Many People Look at Many Other Looks at Other People Who May Have Been Drinking Coffee and Thinking

The mystery of whether drinking coffee affects people’s minds is still mysterious, thanks to the results of a new, complex academic study of many old, complex academic studies:

Habitual coffee consumption and cognitive function: a Mendelian randomization meta-analysis in up to 415,530 participants,” Ang Zhou, Amy E. Taylor, Ville Karhunen, et al., Scientific Reports, epub 2018. The large team (28 co-authors) reports:

“Coffee’s long-term effect on cognitive function remains unclear with studies suggesting both benefits and adverse effects. We used Mendelian randomization to investigate the causal relationship between habitual coffee consumption and cognitive function in mid- to later life. This included up to 415,530 participants and 300,760 coffee drinkers from 10 meta-analysed European ancestry cohorts.

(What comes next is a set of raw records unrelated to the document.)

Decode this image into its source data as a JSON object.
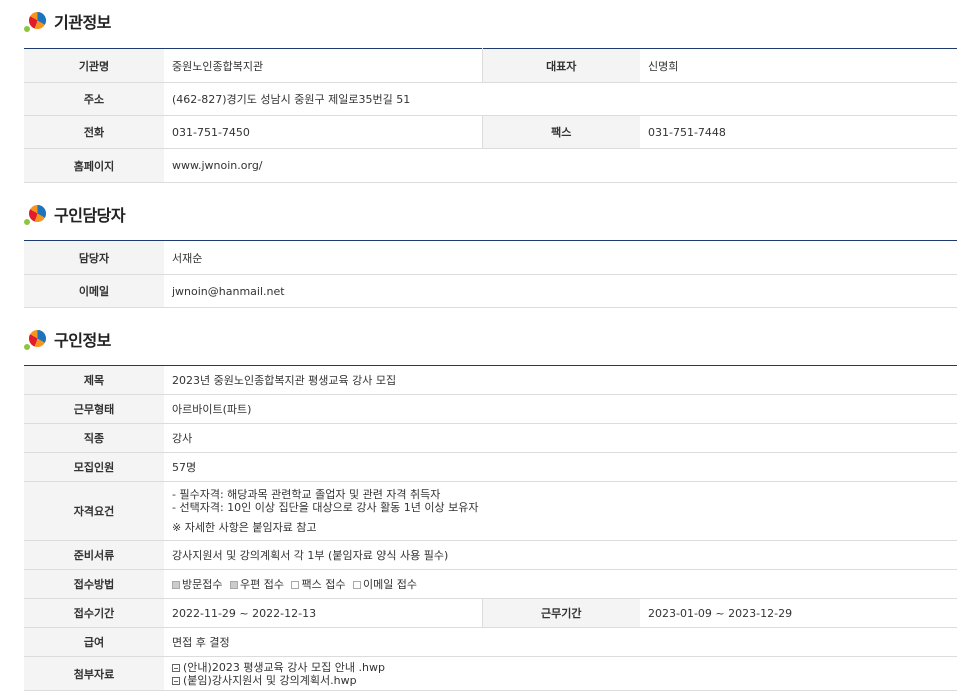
{
  "org": {
    "title": "기관정보",
    "name_label": "기관명",
    "name": "중원노인종합복지관",
    "ceo_label": "대표자",
    "ceo": "신명희",
    "address_label": "주소",
    "address": "(462-827)경기도 성남시 중원구 제일로35번길 51",
    "phone_label": "전화",
    "phone": "031-751-7450",
    "fax_label": "팩스",
    "fax": "031-751-7448",
    "homepage_label": "홈페이지",
    "homepage": "www.jwnoin.org/"
  },
  "contact": {
    "title": "구인담당자",
    "person_label": "담당자",
    "person": "서재순",
    "email_label": "이메일",
    "email": "jwnoin@hanmail.net"
  },
  "job": {
    "title": "구인정보",
    "subject_label": "제목",
    "subject": "2023년 중원노인종합복지관 평생교육 강사 모집",
    "type_label": "근무형태",
    "type": "아르바이트(파트)",
    "category_label": "직종",
    "category": "강사",
    "count_label": "모집인원",
    "count": "57명",
    "qual_label": "자격요건",
    "qual_line1": "- 필수자격: 해당과목 관련학교 졸업자 및 관련 자격 취득자",
    "qual_line2": "- 선택자격: 10인 이상 집단을 대상으로 강사 활동 1년 이상 보유자",
    "qual_note": "※ 자세한 사항은 붙임자료 참고",
    "docs_label": "준비서류",
    "docs": "강사지원서 및 강의계획서 각 1부 (붙임자료 양식 사용 필수)",
    "method_label": "접수방법",
    "methods": [
      "방문접수",
      "우편 접수",
      "팩스 접수",
      "이메일 접수"
    ],
    "period_label": "접수기간",
    "period": "2022-11-29 ~ 2022-12-13",
    "work_period_label": "근무기간",
    "work_period": "2023-01-09 ~ 2023-12-29",
    "pay_label": "급여",
    "pay": "면접 후 결정",
    "attach_label": "첨부자료",
    "attach1": "(안내)2023 평생교육 강사 모집 안내 .hwp",
    "attach2": "(붙임)강사지원서 및 강의계획서.hwp"
  }
}
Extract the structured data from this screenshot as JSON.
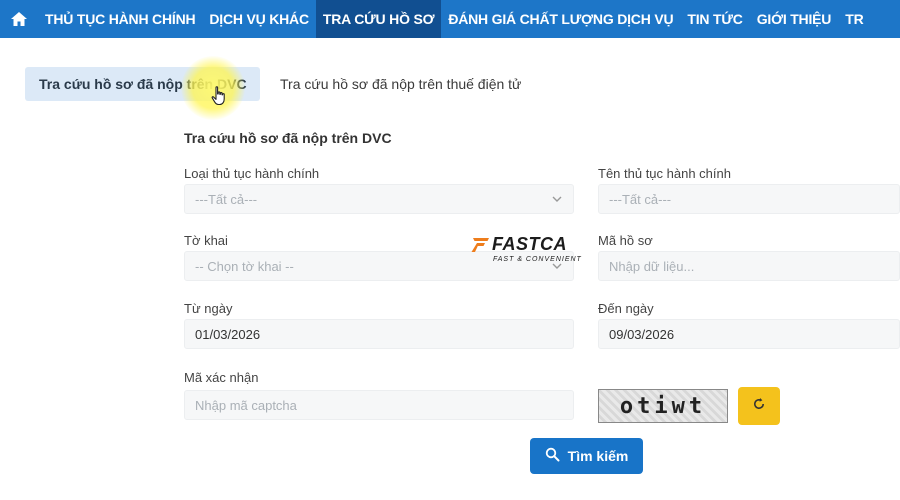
{
  "nav": {
    "items": [
      {
        "label": "THỦ TỤC HÀNH CHÍNH",
        "active": false
      },
      {
        "label": "DỊCH VỤ KHÁC",
        "active": false
      },
      {
        "label": "TRA CỨU HỒ SƠ",
        "active": true
      },
      {
        "label": "ĐÁNH GIÁ CHẤT LƯỢNG DỊCH VỤ",
        "active": false
      },
      {
        "label": "TIN TỨC",
        "active": false
      },
      {
        "label": "GIỚI THIỆU",
        "active": false
      },
      {
        "label": "TR",
        "active": false
      }
    ]
  },
  "tabs": {
    "active": "Tra cứu hồ sơ đã nộp trên DVC",
    "inactive": "Tra cứu hồ sơ đã nộp trên thuế điện tử"
  },
  "form": {
    "title": "Tra cứu hồ sơ đã nộp trên DVC",
    "procedure_type": {
      "label": "Loại thủ tục hành chính",
      "value": "---Tất cả---"
    },
    "procedure_name": {
      "label": "Tên thủ tục hành chính",
      "value": "---Tất cả---"
    },
    "declaration": {
      "label": "Tờ khai",
      "value": "-- Chọn tờ khai --"
    },
    "file_code": {
      "label": "Mã hồ sơ",
      "placeholder": "Nhập dữ liệu..."
    },
    "from_date": {
      "label": "Từ ngày",
      "value": "01/03/2026"
    },
    "to_date": {
      "label": "Đến ngày",
      "value": "09/03/2026"
    },
    "captcha": {
      "label": "Mã xác nhận",
      "placeholder": "Nhập mã captcha",
      "image_text": "otiwt"
    },
    "search_label": "Tìm kiếm"
  },
  "watermark": {
    "name": "FASTCA",
    "tagline": "FAST & CONVENIENT"
  },
  "colors": {
    "nav_bg": "#1d76c8",
    "nav_active_bg": "#114f91",
    "tab_active_bg": "#dce9f7",
    "search_button": "#1874c8",
    "refresh_button": "#f4c21c"
  }
}
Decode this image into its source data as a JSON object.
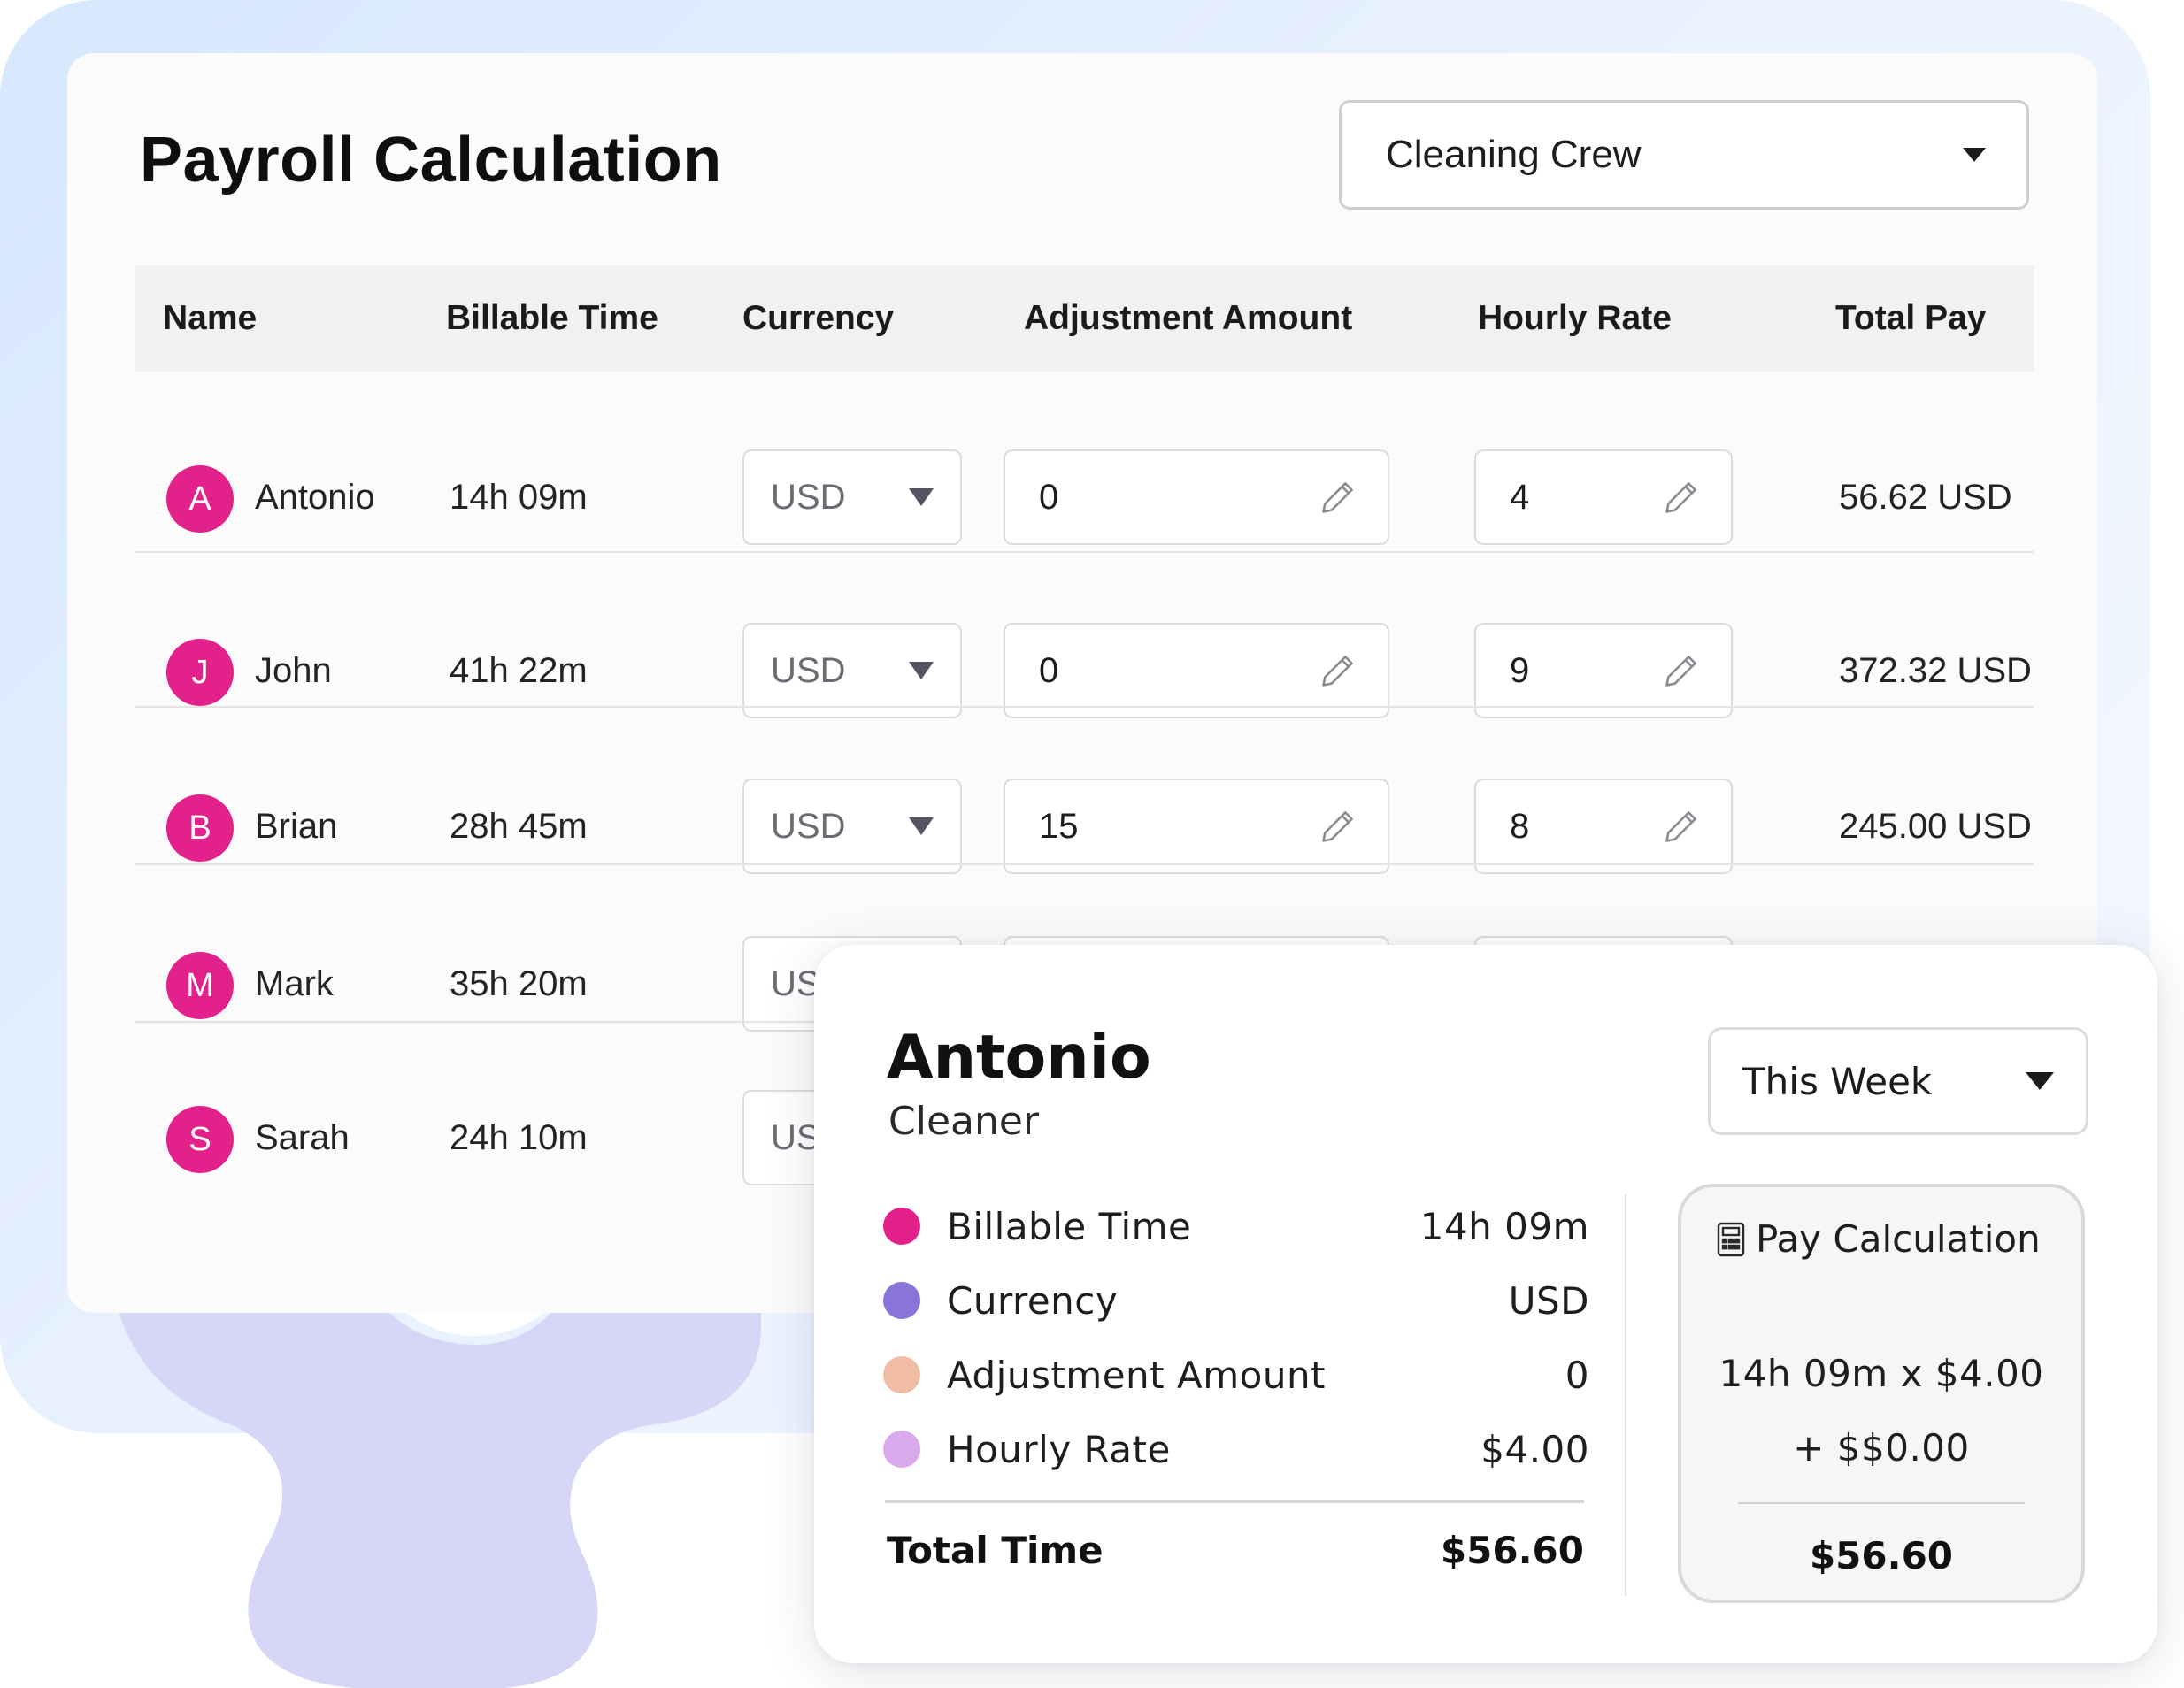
{
  "header": {
    "title": "Payroll Calculation",
    "team_select": "Cleaning Crew"
  },
  "table": {
    "columns": [
      "Name",
      "Billable Time",
      "Currency",
      "Adjustment Amount",
      "Hourly Rate",
      "Total Pay"
    ],
    "rows": [
      {
        "initial": "A",
        "name": "Antonio",
        "time": "14h 09m",
        "currency": "USD",
        "adjustment": "0",
        "rate": "4",
        "total": "56.62 USD"
      },
      {
        "initial": "J",
        "name": "John",
        "time": "41h 22m",
        "currency": "USD",
        "adjustment": "0",
        "rate": "9",
        "total": "372.32 USD"
      },
      {
        "initial": "B",
        "name": "Brian",
        "time": "28h 45m",
        "currency": "USD",
        "adjustment": "15",
        "rate": "8",
        "total": "245.00 USD"
      },
      {
        "initial": "M",
        "name": "Mark",
        "time": "35h 20m",
        "currency": "USD",
        "adjustment": "",
        "rate": "",
        "total": ""
      },
      {
        "initial": "S",
        "name": "Sarah",
        "time": "24h 10m",
        "currency": "US",
        "adjustment": "",
        "rate": "",
        "total": ""
      }
    ]
  },
  "detail": {
    "name": "Antonio",
    "role": "Cleaner",
    "period_select": "This Week",
    "stats": [
      {
        "label": "Billable Time",
        "value": "14h 09m",
        "color": "#e3218a"
      },
      {
        "label": "Currency",
        "value": "USD",
        "color": "#8b74d9"
      },
      {
        "label": "Adjustment Amount",
        "value": "0",
        "color": "#f0bda4"
      },
      {
        "label": "Hourly Rate",
        "value": "$4.00",
        "color": "#d9aaeb"
      }
    ],
    "total_label": "Total Time",
    "total_value": "$56.60",
    "calc": {
      "title": "Pay Calculation",
      "line1": "14h 09m x $4.00",
      "line2": "+ $$0.00",
      "result": "$56.60",
      "icon": "calculator-icon"
    }
  },
  "colors": {
    "avatar": "#e3218a",
    "background_gradient": "#d6e7ff",
    "gear": "#d6d7f7"
  }
}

In each cohort, composite cognitive scores that capture global cognition and memory were computed using available tests.”

The people considered to have been drinking coffee may not all have been drinking coffee. The study explains:

“A genetic score derived using CYP1A1/2 (rs2472297) and AHR (rs6968865) was chosen as a proxy for habitual coffee consumption…. Despite the power to detect very small effects, our meta-analysis provided no evidence for causal long-term effects of habitual coffee consumption on global cognition or memory.”

Were the Coffee-Drinkers Coffee-Drinkers?

Part of the same team of researchers did an earlier study on the very question of whether many people thought to have been drinking coffee may have been drinking coffee. They concluded that yes, many people thought to have been drinking coffee may have been drinking coffee. That study is:

Phenotype refinement strengthens the association of AHR and CYP1A1 genotype with caffeine consumption,” George McMahon, Amy E. Taylor, George Davey Smith, and Marcus R. Munafo, PloS One, vol. 9, no. 7, 2014, e103448. The authors report:

“Two genetic loci, one in the cytochrome P450 1A1 (CYP1A1) and 1A2 (CYP1A2) gene region (rs2472297) and one near the aryl-hydrocarbon receptor (AHR) gene (rs6968865), have been associated with habitual caffeine consumption…. We used data from between 4,460 and 7,520 women in the Avon Longitudinal Study of Parents and Children, a longitudinal birth cohort based in the United Kingdom. Self-report data on coffee, tea and cola consumption (including consumption of decaffeinated drinks) were available at multiple time points. Both genotypes were individually associated with total caffeine consumption, and with coffee and tea consumption.”